Soft drink giant and component of the Dow Jones Industrial Average, The Coca-Cola Company (KO) is one of the eight "Dogs of the Dow" for 2019. The stock closed last week at $47.48, up just 0.3% so far in 2019 and up 14.5% from its low of $41.45 set on May 15, 2018. Shares of Coca-Cola gapped significantly lower following its last earnings report delivered on Feb. 14, and this is when the stock started to stabilize around its 200-day simple moving average, which was $40.11 on Feb. 14. The stock set its 2019 high of $49.94 on Feb. 13.

Analysts expect Coca-Cola to report earnings per share (EPS) of 46 cents when the soft drink giant reports earnings before the opening bell on Tuesday, April 23. The stock has an elevated P/E ratio of 22.72 with a favorable dividend yield of 3.37%, according to Macrotrends.

The company continues to diversify away from sugary sodas. This includes waters, teas, coffees and energy drinks.

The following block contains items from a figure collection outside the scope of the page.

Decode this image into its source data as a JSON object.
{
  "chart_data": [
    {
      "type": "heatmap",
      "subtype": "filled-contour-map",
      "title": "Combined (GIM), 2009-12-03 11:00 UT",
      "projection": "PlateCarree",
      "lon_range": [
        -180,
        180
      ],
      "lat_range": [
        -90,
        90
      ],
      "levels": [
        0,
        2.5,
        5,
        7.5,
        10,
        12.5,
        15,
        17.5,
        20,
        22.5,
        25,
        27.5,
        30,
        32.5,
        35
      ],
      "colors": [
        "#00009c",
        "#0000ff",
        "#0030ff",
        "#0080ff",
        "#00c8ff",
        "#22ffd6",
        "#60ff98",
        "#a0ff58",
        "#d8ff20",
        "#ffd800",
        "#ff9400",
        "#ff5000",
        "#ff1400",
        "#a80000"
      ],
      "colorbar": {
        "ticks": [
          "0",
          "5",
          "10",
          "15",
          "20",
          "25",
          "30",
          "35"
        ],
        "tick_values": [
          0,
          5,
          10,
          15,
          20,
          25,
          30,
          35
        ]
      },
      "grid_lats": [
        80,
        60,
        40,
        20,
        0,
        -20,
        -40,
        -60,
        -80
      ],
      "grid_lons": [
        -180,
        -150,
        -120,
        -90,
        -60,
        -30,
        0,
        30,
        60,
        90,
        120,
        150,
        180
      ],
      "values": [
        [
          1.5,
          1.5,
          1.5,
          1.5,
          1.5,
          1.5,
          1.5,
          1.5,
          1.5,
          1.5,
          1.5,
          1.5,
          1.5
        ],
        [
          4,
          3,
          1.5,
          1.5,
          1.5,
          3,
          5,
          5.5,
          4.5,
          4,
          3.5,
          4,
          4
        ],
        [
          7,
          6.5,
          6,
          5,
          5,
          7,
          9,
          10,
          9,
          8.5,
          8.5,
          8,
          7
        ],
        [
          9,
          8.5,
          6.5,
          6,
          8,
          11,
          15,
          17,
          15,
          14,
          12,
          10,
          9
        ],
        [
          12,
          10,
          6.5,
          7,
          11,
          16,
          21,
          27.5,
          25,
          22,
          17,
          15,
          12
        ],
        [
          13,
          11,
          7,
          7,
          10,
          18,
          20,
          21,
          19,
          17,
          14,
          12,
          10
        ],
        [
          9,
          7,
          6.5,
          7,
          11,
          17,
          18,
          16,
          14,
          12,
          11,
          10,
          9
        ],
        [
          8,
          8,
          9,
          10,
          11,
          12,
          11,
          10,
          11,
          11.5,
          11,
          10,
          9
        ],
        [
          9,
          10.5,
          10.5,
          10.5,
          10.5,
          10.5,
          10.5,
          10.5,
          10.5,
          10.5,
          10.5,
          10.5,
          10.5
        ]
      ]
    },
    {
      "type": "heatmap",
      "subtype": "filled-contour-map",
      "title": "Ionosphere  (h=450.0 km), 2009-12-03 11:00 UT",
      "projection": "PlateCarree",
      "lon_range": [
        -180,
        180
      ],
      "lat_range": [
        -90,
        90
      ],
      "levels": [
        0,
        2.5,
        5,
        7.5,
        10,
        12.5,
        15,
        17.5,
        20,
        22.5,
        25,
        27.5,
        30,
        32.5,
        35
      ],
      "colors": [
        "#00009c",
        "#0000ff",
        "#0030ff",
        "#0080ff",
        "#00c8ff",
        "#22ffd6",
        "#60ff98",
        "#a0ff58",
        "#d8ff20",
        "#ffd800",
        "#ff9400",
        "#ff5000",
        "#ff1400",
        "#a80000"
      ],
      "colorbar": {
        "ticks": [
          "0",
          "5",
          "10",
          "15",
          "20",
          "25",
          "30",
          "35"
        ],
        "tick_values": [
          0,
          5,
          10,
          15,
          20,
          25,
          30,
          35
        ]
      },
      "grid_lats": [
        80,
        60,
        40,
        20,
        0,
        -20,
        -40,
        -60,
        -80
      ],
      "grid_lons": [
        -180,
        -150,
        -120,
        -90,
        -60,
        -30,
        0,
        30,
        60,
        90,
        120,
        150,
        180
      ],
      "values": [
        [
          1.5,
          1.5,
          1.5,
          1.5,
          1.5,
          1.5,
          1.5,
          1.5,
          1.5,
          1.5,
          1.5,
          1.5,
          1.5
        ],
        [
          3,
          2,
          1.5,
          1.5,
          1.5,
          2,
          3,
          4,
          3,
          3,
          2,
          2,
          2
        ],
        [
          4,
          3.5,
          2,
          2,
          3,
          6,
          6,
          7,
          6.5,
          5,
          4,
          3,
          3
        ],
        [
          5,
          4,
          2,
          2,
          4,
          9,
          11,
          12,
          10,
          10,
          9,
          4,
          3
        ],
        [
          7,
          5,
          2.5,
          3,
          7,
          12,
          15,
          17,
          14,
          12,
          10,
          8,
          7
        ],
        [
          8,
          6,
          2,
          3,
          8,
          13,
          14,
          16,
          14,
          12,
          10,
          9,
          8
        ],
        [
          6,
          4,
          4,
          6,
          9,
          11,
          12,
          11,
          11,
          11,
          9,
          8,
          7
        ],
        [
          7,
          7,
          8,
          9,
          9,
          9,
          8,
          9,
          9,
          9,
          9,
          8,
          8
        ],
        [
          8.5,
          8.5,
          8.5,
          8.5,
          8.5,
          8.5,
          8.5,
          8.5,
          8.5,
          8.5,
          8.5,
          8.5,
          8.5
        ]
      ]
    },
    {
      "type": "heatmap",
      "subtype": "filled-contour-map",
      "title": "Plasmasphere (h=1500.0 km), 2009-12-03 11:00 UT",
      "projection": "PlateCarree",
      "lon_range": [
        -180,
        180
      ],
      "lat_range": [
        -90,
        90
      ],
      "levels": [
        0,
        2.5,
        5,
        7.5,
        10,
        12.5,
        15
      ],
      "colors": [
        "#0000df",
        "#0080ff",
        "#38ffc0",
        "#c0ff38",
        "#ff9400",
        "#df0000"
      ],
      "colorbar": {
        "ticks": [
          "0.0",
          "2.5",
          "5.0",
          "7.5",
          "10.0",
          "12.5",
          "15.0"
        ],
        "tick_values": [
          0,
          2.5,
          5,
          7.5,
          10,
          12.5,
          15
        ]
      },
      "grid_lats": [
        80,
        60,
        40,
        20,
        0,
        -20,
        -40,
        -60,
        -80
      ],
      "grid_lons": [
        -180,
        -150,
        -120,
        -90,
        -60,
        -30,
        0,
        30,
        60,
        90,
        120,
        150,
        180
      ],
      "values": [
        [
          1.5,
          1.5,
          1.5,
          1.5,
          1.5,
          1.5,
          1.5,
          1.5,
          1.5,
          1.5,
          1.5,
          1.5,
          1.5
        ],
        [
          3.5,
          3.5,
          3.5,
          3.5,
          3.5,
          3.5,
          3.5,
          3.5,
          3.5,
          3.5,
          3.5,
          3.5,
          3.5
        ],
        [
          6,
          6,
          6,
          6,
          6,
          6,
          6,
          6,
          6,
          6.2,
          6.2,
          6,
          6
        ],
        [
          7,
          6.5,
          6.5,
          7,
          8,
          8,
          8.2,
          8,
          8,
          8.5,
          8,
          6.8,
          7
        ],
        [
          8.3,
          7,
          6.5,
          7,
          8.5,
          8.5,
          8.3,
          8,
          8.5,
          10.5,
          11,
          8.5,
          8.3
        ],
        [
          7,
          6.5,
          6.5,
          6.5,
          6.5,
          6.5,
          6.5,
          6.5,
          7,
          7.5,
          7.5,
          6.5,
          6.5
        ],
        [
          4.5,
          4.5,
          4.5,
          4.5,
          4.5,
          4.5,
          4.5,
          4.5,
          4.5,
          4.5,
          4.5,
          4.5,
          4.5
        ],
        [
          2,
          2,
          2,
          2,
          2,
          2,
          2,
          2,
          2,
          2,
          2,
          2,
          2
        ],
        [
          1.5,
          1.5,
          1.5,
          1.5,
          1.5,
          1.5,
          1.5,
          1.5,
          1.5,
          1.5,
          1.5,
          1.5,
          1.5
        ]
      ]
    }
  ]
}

There are several new flavors of coke targeted to the curious soft drink consumer. The Coke Zero Sugar brand has seen favorable demand in recent quarters. The earnings report released on Feb. 14 ended a six-quarter winning streak in terms of beating EPS estimates.

The daily chart for Coca-Cola

Daily chart showing the share price performance of The Coca-Cola Company (KO)
Refinitiv XENITH

The daily chart for Coca-Cola shows that the stock had been above a "golden cross" from Aug. 13, 2018, to April 4, 2019. A "golden cross" occurs when the 50-day simple moving average moves above the 200-day simple moving average, indicating that higher prices lie ahead. When this signal is in play, the trading strategy is to buy weakness to the 200-day simple moving average, which was tested on Aug. 31 at $44.66, on Oct. 11 at $44.67 and on Feb. 14 at $46.22.

A positive reaction to earnings on Oct. 30 prompted strength to the all-time intraday high of $50.84 set on Nov. 20. This day was a downside "key reversal," as the close was below the Nov. 19 low of $50.25.

The close of $47.35 on Dec. 31 was an important input to my proprietary analytics, and still on the playing field are a semiannual pivot at $46.28 and an annual risky level at $51.51. The close of $46.86 on March 29 was another key input to my analytics, and this resulted in a monthly pivot at $47.50 and a quarterly risky level at $48.74.

The weekly chart for Coca-Cola

Weekly chart showing the share price performance of The Coca-Cola Company (KO)
Refinitiv XENITH

The weekly chart for Coca Cola is positive, with the stock above its five-week modified moving average at $46.77 and above its 200-week simple moving average, or "reversion to the mean," at $44.21, last tested during the week of June 29, 2018, when the average was $43.13. The 12 x 3 x 3 weekly slow stochastic reading is projected to rise to 40.92 this week, up from 36.14 on April 18.

Trading strategy: Buy Coca-Cola stock on weakness to its semiannual value level at $46.28 and reduce holdings on strength to its quarterly risky level at $48.74 and to its annual risky level at $51.31.

How to use my value levels and risky levels: Value levels and risky levels are based upon the last nine weekly, monthly, quarterly, semiannual and annual closes. The first set of levels was based upon the closes on Dec. 31. The original semiannual and annual levels remain in play. The weekly level changes each week; the monthly level was changed at the end of January, February and March. The quarterly level was changed at the end of March.

My theory is that nine years of volatility between closes are enough to assume that all possible bullish or bearish events for the stock are factored in. To capture share price volatility, investors should buy shares on weakness to a value level and reduce holdings on strength to a risky level. A pivot is a value level or risky level that was violated within its time horizon. Pivots act as magnets that have a high probability of being tested again before their time horizon expires.

Disclosure: The author has no positions in any stocks mentioned and no plans to initiate any positions within the next 72 hours.